In February 2020, we will publish the Avoidable mortality in the UK release under the new definition for years 2001 to 2018. In May 2020, we will publish the Socioeconomic inequalities in England and Wales release under the new definition for years 2001 to 2018.

We Asked

The Office for National Statistics is working in partnership with the Centre for Homelessness Impact (CHI) to create an indicator framework to show progress towards ending homelessness sustainably across the UK. In our consultation, we asked for your views on: 

  1. What we should measure 
  2. How we should present the indicators 

We would like to thank everybody who took the time to respond to our consultation. It is really important to us that we listen to and consider your views in the development of the indicator framework. We want to be confident that we are measuring the right areas relating to homelessness. We are keen to use the full range of data available while ensuring that data are fit for purpose. We also want to make information on homelessness indicators accessible and ensure that the reporting platform meets your needs.

You Said

We received 94 responses to the consultation from a wide variety of respondents representing local and central government, charities, academia, media and business. We also spoke to over 400 stakeholders at the four CHI Impact Forums, held in the 4 nations, in June and July 2019. 

We Did

We have used your responses from the consultation to develop the indicator framework covering a wide array of topics relating to homelessness, ranging from housing supply and employment to connectedness and relationships. The indicator framework will be developed over time; we are currently in the process of refining the data sources for these indicators, and will be reaching out to various stakeholders to gather more views in the next few weeks. We want to ensure the indicator framework is as comprehensive as possible, and where gaps may be identified, outline plans to address these gaps where possible.

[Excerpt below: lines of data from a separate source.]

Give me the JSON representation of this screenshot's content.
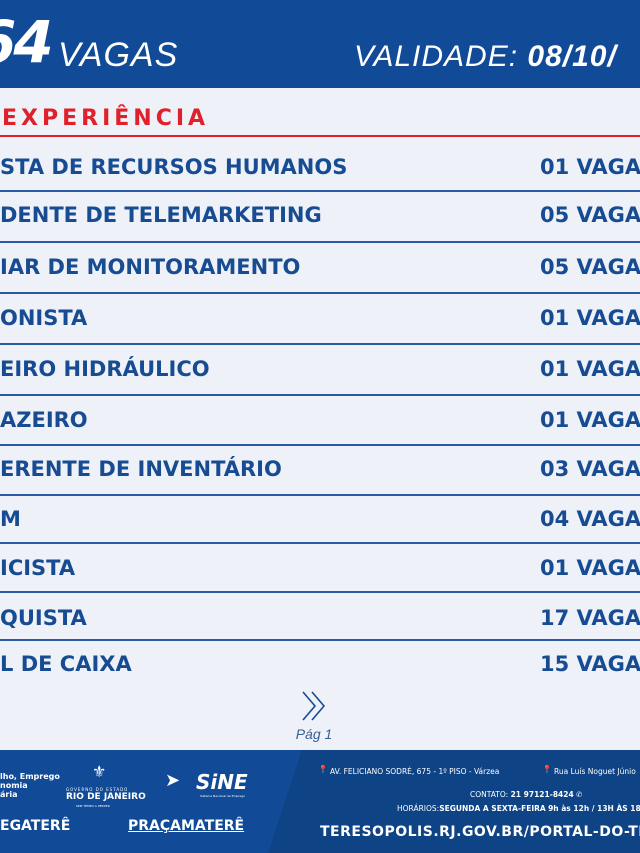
{
  "header": {
    "count": "64",
    "count_label": "VAGAS",
    "validity_label": "VALIDADE:",
    "validity_date": "08/10/"
  },
  "section": "EXPERIÊNCIA",
  "jobs": [
    {
      "title": "STA DE RECURSOS HUMANOS",
      "vagas": "01 VAGA"
    },
    {
      "title": "DENTE DE TELEMARKETING",
      "vagas": "05 VAGA"
    },
    {
      "title": "IAR DE MONITORAMENTO",
      "vagas": "05 VAGA"
    },
    {
      "title": "ONISTA",
      "vagas": "01 VAGA"
    },
    {
      "title": "EIRO HIDRÁULICO",
      "vagas": "01 VAGA"
    },
    {
      "title": "AZEIRO",
      "vagas": "01 VAGA"
    },
    {
      "title": "ERENTE DE INVENTÁRIO",
      "vagas": "03 VAGA"
    },
    {
      "title": "M",
      "vagas": "04 VAGA"
    },
    {
      "title": "ICISTA",
      "vagas": "01 VAGA"
    },
    {
      "title": "QUISTA",
      "vagas": "17 VAGA"
    },
    {
      "title": "L DE CAIXA",
      "vagas": "15 VAGA"
    }
  ],
  "pager": {
    "label": "Pág 1"
  },
  "footer": {
    "org_lines": [
      "lho, Emprego",
      "nomia",
      "ária"
    ],
    "gov_top": "GOVERNO DO ESTADO",
    "gov_name": "RIO DE JANEIRO",
    "gov_slogan": "SEM TEMPO A PERDER",
    "sine": "SiNE",
    "sine_sub": "Sistema Nacional de Emprego",
    "brand1": "EGATERÊ",
    "brand2": "PRAÇAMATERÊ",
    "address1": "AV. FELICIANO SODRÉ, 675 - 1º PISO - Várzea",
    "address2": "Rua Luís Noguet Júnio",
    "contact_label": "CONTATO:",
    "contact_phone": "21 97121-8424",
    "hours_label": "HORÁRIOS:",
    "hours_days": "SEGUNDA A SEXTA-FEIRA",
    "hours_time": "9h às 12h / 13H ÀS 18",
    "url": "TERESOPOLIS.RJ.GOV.BR/PORTAL-DO-TRAB"
  }
}
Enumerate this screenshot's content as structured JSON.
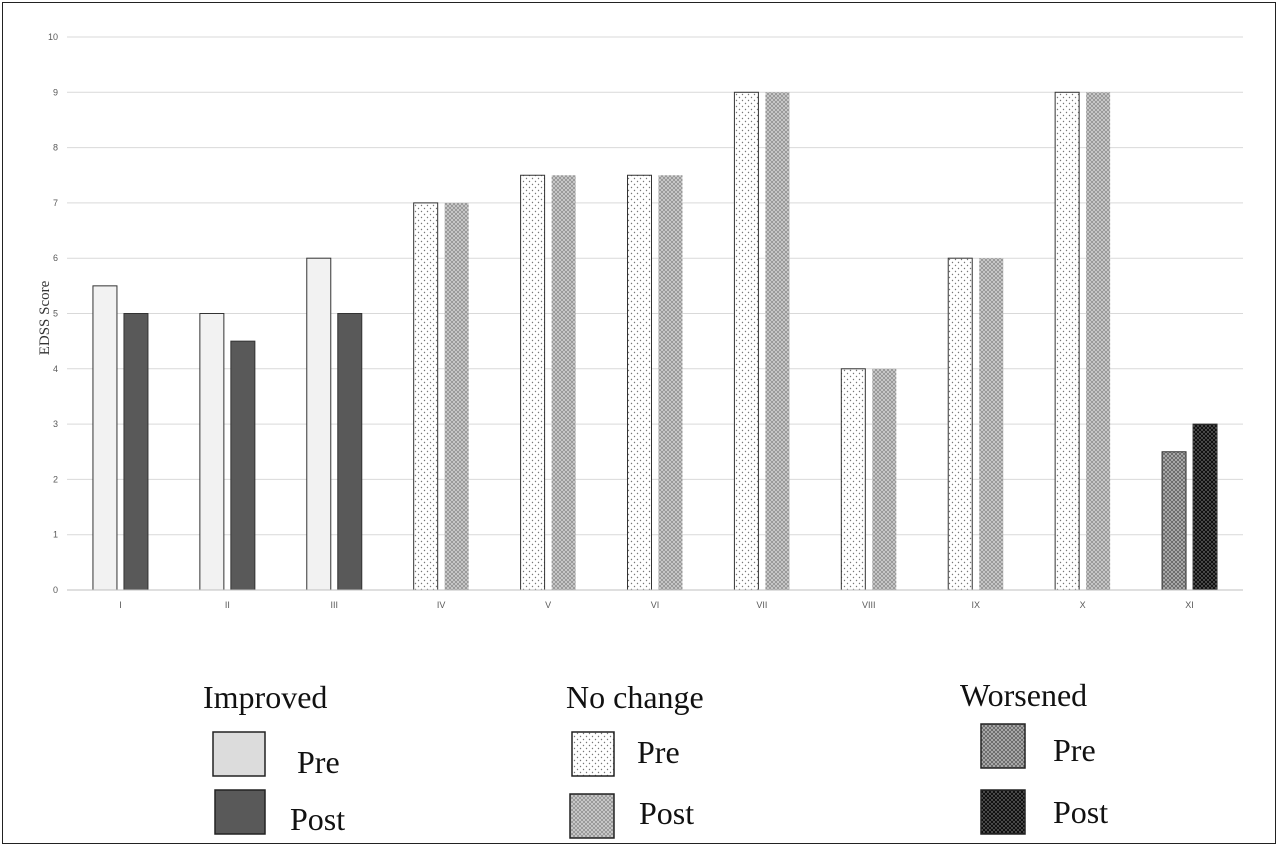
{
  "chart_data": {
    "type": "bar",
    "ylabel": "EDSS Score",
    "xlabel": "",
    "ylim": [
      0,
      10
    ],
    "yticks": [
      0,
      1,
      2,
      3,
      4,
      5,
      6,
      7,
      8,
      9,
      10
    ],
    "grid": true,
    "categories": [
      "I",
      "II",
      "III",
      "IV",
      "V",
      "VI",
      "VII",
      "VIII",
      "IX",
      "X",
      "XI"
    ],
    "series": [
      {
        "name": "Pre",
        "values": [
          5.5,
          5,
          6,
          7,
          7.5,
          7.5,
          9,
          4,
          6,
          9,
          2.5
        ]
      },
      {
        "name": "Post",
        "values": [
          5,
          4.5,
          5,
          7,
          7.5,
          7.5,
          9,
          4,
          6,
          9,
          3
        ]
      }
    ],
    "groups": [
      "Improved",
      "Improved",
      "Improved",
      "No change",
      "No change",
      "No change",
      "No change",
      "No change",
      "No change",
      "No change",
      "Worsened"
    ],
    "legend": {
      "placement": "bottom",
      "groups": [
        {
          "title": "Improved",
          "items": [
            "Pre",
            "Post"
          ]
        },
        {
          "title": "No change",
          "items": [
            "Pre",
            "Post"
          ]
        },
        {
          "title": "Worsened",
          "items": [
            "Pre",
            "Post"
          ]
        }
      ]
    }
  },
  "colors": {
    "improved_pre": "#f2f2f2",
    "improved_post": "#595959",
    "nochange_pre_bg": "#ffffff",
    "nochange_post_bg": "#9a9a9a",
    "worsened_pre_bg": "#7a7a7a",
    "worsened_post_bg": "#1a1a1a",
    "gridline": "#d9d9d9",
    "axis": "#bfbfbf"
  }
}
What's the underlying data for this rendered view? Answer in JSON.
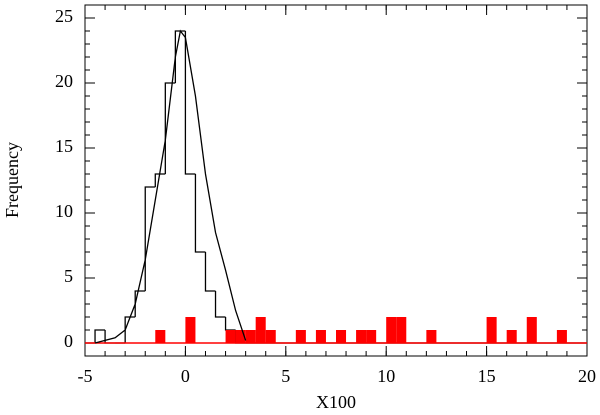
{
  "chart_data": {
    "type": "histogram",
    "xlabel": "X100",
    "ylabel": "Frequency",
    "xlim": [
      -5,
      20
    ],
    "ylim": [
      -1,
      26
    ],
    "xticks": [
      -5,
      0,
      5,
      10,
      15,
      20
    ],
    "yticks": [
      0,
      5,
      10,
      15,
      20,
      25
    ],
    "xminor_step": 1,
    "yminor_step": 1,
    "bins": [
      -5,
      -4.5,
      -4,
      -3.5,
      -3,
      -2.5,
      -2,
      -1.5,
      -1,
      -0.5,
      0,
      0.5,
      1,
      1.5,
      2,
      2.5,
      3,
      3.5,
      4,
      4.5,
      5,
      5.5,
      6,
      6.5,
      7,
      7.5,
      8,
      8.5,
      9,
      9.5,
      10,
      10.5,
      11,
      11.5,
      12,
      12.5,
      13,
      13.5,
      14,
      14.5,
      15,
      15.5,
      16,
      16.5,
      17,
      17.5,
      18,
      18.5,
      19,
      19.5,
      20
    ],
    "series": [
      {
        "color": "#000000",
        "fill": false,
        "values": [
          0,
          1,
          0,
          0,
          2,
          4,
          12,
          13,
          20,
          24,
          13,
          7,
          4,
          2,
          1,
          0,
          0,
          0,
          0,
          0,
          0,
          0,
          0,
          0,
          0,
          0,
          0,
          0,
          0,
          0,
          0,
          0,
          0,
          0,
          0,
          0,
          0,
          0,
          0,
          0,
          0,
          0,
          0,
          0,
          0,
          0,
          0,
          0,
          0,
          0
        ]
      },
      {
        "color": "#ff0000",
        "fill": true,
        "values": [
          0,
          0,
          0,
          0,
          0,
          0,
          0,
          1,
          0,
          0,
          2,
          0,
          0,
          0,
          1,
          1,
          1,
          2,
          1,
          0,
          0,
          1,
          0,
          1,
          0,
          1,
          0,
          1,
          1,
          0,
          2,
          2,
          0,
          0,
          1,
          0,
          0,
          0,
          0,
          0,
          2,
          0,
          1,
          0,
          2,
          0,
          0,
          1,
          0,
          0
        ]
      }
    ],
    "curve": {
      "color": "#000000",
      "x": [
        -4.5,
        -3.5,
        -3,
        -2.5,
        -2,
        -1.5,
        -1,
        -0.5,
        -0.25,
        0,
        0.5,
        1,
        1.5,
        2,
        2.5,
        3
      ],
      "y": [
        0,
        0.4,
        1,
        3,
        6.4,
        11,
        15.6,
        22,
        24,
        23.5,
        19,
        13,
        8.5,
        5.6,
        2.5,
        0.2
      ]
    }
  }
}
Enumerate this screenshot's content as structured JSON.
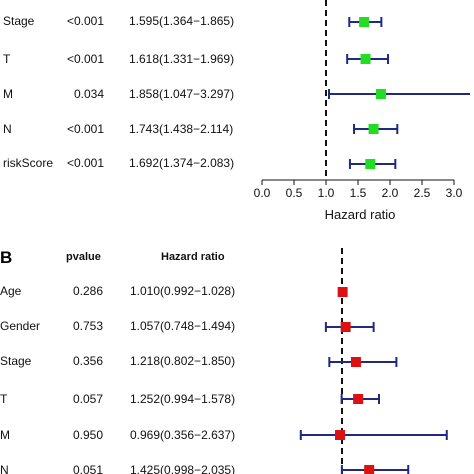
{
  "chart_data": [
    {
      "type": "forest",
      "panel": "",
      "xlabel": "Hazard ratio",
      "xlim": [
        0.0,
        3.0
      ],
      "xticks": [
        "0.0",
        "0.5",
        "1.0",
        "1.5",
        "2.0",
        "2.5",
        "3.0"
      ],
      "reference_line": 1.0,
      "marker_color": "#22dd22",
      "ci_color": "#1f2a80",
      "rows": [
        {
          "label": "Stage",
          "pvalue": "<0.001",
          "hr_text": "1.595(1.364−1.865)",
          "hr": 1.595,
          "lo": 1.364,
          "hi": 1.865
        },
        {
          "label": "T",
          "pvalue": "<0.001",
          "hr_text": "1.618(1.331−1.969)",
          "hr": 1.618,
          "lo": 1.331,
          "hi": 1.969
        },
        {
          "label": "M",
          "pvalue": "0.034",
          "hr_text": "1.858(1.047−3.297)",
          "hr": 1.858,
          "lo": 1.047,
          "hi": 3.297
        },
        {
          "label": "N",
          "pvalue": "<0.001",
          "hr_text": "1.743(1.438−2.114)",
          "hr": 1.743,
          "lo": 1.438,
          "hi": 2.114
        },
        {
          "label": "riskScore",
          "pvalue": "<0.001",
          "hr_text": "1.692(1.374−2.083)",
          "hr": 1.692,
          "lo": 1.374,
          "hi": 2.083
        }
      ]
    },
    {
      "type": "forest",
      "panel": "B",
      "header_pvalue": "pvalue",
      "header_hr": "Hazard ratio",
      "reference_line": 1.0,
      "marker_color": "#dd1111",
      "ci_color": "#1f2a80",
      "rows": [
        {
          "label": "Age",
          "pvalue": "0.286",
          "hr_text": "1.010(0.992−1.028)",
          "hr": 1.01,
          "lo": 0.992,
          "hi": 1.028
        },
        {
          "label": "Gender",
          "pvalue": "0.753",
          "hr_text": "1.057(0.748−1.494)",
          "hr": 1.057,
          "lo": 0.748,
          "hi": 1.494
        },
        {
          "label": "Stage",
          "pvalue": "0.356",
          "hr_text": "1.218(0.802−1.850)",
          "hr": 1.218,
          "lo": 0.802,
          "hi": 1.85
        },
        {
          "label": "T",
          "pvalue": "0.057",
          "hr_text": "1.252(0.994−1.578)",
          "hr": 1.252,
          "lo": 0.994,
          "hi": 1.578
        },
        {
          "label": "M",
          "pvalue": "0.950",
          "hr_text": "0.969(0.356−2.637)",
          "hr": 0.969,
          "lo": 0.356,
          "hi": 2.637
        },
        {
          "label": "N",
          "pvalue": "0.051",
          "hr_text": "1.425(0.998−2.035)",
          "hr": 1.425,
          "lo": 0.998,
          "hi": 2.035
        }
      ]
    }
  ]
}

A full report containing a list of the indicators and data sources will be published in Autumn 2019 by CHI on the CHI website.

Alongside this, CHI are developing an interactive reporting platform to disseminate these indicators and associated data. CHI designers are creating and user testing the platform, while ONS are producing new data and collating existing data for the platform. CHI plan to launch the platform by the end of 2019.  

We will take onboard your suggestions and feedback as we continue to produce data tables, explore data gaps and our approach to reporting.